Gecertificeerd instituut

De bijscholing moet worden gevolgd bij een gecertificeerd opleidingsinstituut, aldus is ook door de Tweede Kamer vastgelegd. Die zijn er nu nog niet. Het komend jaar moet helder worden waaraan een opleidingsinstituut moet voldoen en welke opleiders voor de certificatie in aanmerking willen komen.

Vernieuwing praktijkexamen in maart is pas het begin

De vernieuwing van het praktijkexamen in maart is pas de eerste verandering die de rijscholenbranche gaat merken als gevolg van aangekondigde maatregelen in het Strategisch Plan Verkeersveiligheid 2030 'Veilig van deur tot deur' en het aanpalende Landelijk Actieplan Verkeersveiligheid 2019-2021. We zetten de maatregelen die de branche (mogelijk) gaan treffen op een rij:

– Invoeren nieuwe aanpak beginnende bestuurder. De huidige beginnersregeling lijkt weinig tot geen effect te hebben op de verkeersonveiligheid van de beginnende bestuurder. Wel heeft de aanpak bij 2ToDrive voor 17-jarigen een positief effect. Voor motorrijders is door SWOV al aangetoond dat een vrijwillige cursus voor motorrijders na het behalen van het rijbewijs aantoonbaar beter en minder gevaarlijk rijgedrag veroorzaakt. Onderzocht zal worden hoe een betere regeling voor beginnende bestuurders vorm kan krijgen.
- Vernieuwingen praktijkexamen. Het praktijkexamen is aan vervanging toe. CBR zal vernieuwingen aanbrengen, zoals betere routes, objectiveren van de scores bij het examen en dergelijke.
- Verbetering van de educatieve maatregel gedrag (EMG). De educatieve maatregel gedrag blijkt als belangrijkste doelgroep jonge beginnende bestuurders te hebben. Het gevaarlijke gedrag van jonge beginnende bestuurders lijkt met een gerichte cursus verbeterd te kunnen worden. Samen met het CBR zal bezien worden hoe deze doelgroep en/of de maatregel aangepast kan worden.
- Onderzoek rijvaardigheid. Deze maatregel die in feite een soort praktijkrijexamen is, blijkt niet geschikt voor de doelgroep die er nu in terecht komt. Het ministerie van IenW zal samen met het CBR bezien welke vorm van interventie beter aansluit bij de doelgroep.

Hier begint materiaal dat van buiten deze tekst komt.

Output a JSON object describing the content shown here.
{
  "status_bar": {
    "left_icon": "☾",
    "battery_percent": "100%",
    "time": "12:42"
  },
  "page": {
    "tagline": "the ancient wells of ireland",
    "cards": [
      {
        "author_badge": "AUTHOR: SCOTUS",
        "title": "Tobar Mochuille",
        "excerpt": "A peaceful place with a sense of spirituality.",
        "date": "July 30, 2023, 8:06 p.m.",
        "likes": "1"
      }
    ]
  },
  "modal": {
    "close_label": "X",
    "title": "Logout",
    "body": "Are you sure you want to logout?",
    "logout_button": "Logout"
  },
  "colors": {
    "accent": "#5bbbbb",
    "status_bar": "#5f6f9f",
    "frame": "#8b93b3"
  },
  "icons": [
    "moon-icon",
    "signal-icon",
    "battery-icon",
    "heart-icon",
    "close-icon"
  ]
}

CBR maakt kans op award met voetuigrijbewijs

Het CBR en de RDW hebben de finale gehaald van de Automotive Innovation Award met het experiment 'het voertuigrijbewijs' in de categorie 'Challenging Concepts'. Op 11 februari wordt bekend of deze award wordt toegekend.

Samen met RDW, Rijkswaterstaat en RobotTUNER werkt het CBR aan het voertuigrijbewijs: het rijexamen voor de zelfrijdende auto. Hier legt dus niet de bestuurder, maar de software examen af en dat is een nieuwe, unieke denkwijze.

Software getest

Momenteel wordt in Groningen de software getest die het voertuig bestuurt. Dit gebeurt in een aantal stappen waarin de complexiteit steeds groter wordt door het toevoegen van hardware, zoals het voertuig en de sensoren en door het toevoegen van omgeving, praktijksituatie en dergelijke. Om deze stappen goed te kunnen monitoren en op tijd problemen te kunnen signaleren volgt de beoordeling de stappen in het proces. Ergens dit jaar worden de eerste resultaten verwacht.
Via Stichting Automotive Innovation Award willen ANWB, AutomotiveNL, BOVAG, LeasePlan, RAI Vereniging en Roland Berger meer bekendheid gegeven aan de innovatiekracht van de automotive sector.

Rijleskeurmerk is niet voor parttimers

De eerste drie pilotbedrijven mogen inmiddels gebruikmaken van het nieuwe Rijleskeurmerk, Dit is op 2 januari gestart. Aan welke eisen een rijschool moet voldoen om het Rijlskeurmerk te mogen dragen, staat beschreven op www.rijleskeurmerk.nl. Daar staan ook de tarieven voor deelname. Deze zijn voor een éénpitter 300 euro per jaar. Voor parttime rijschoolhouders (minder dan 15 examens) is het Rijleskeurmerk overigens niet weggelegd.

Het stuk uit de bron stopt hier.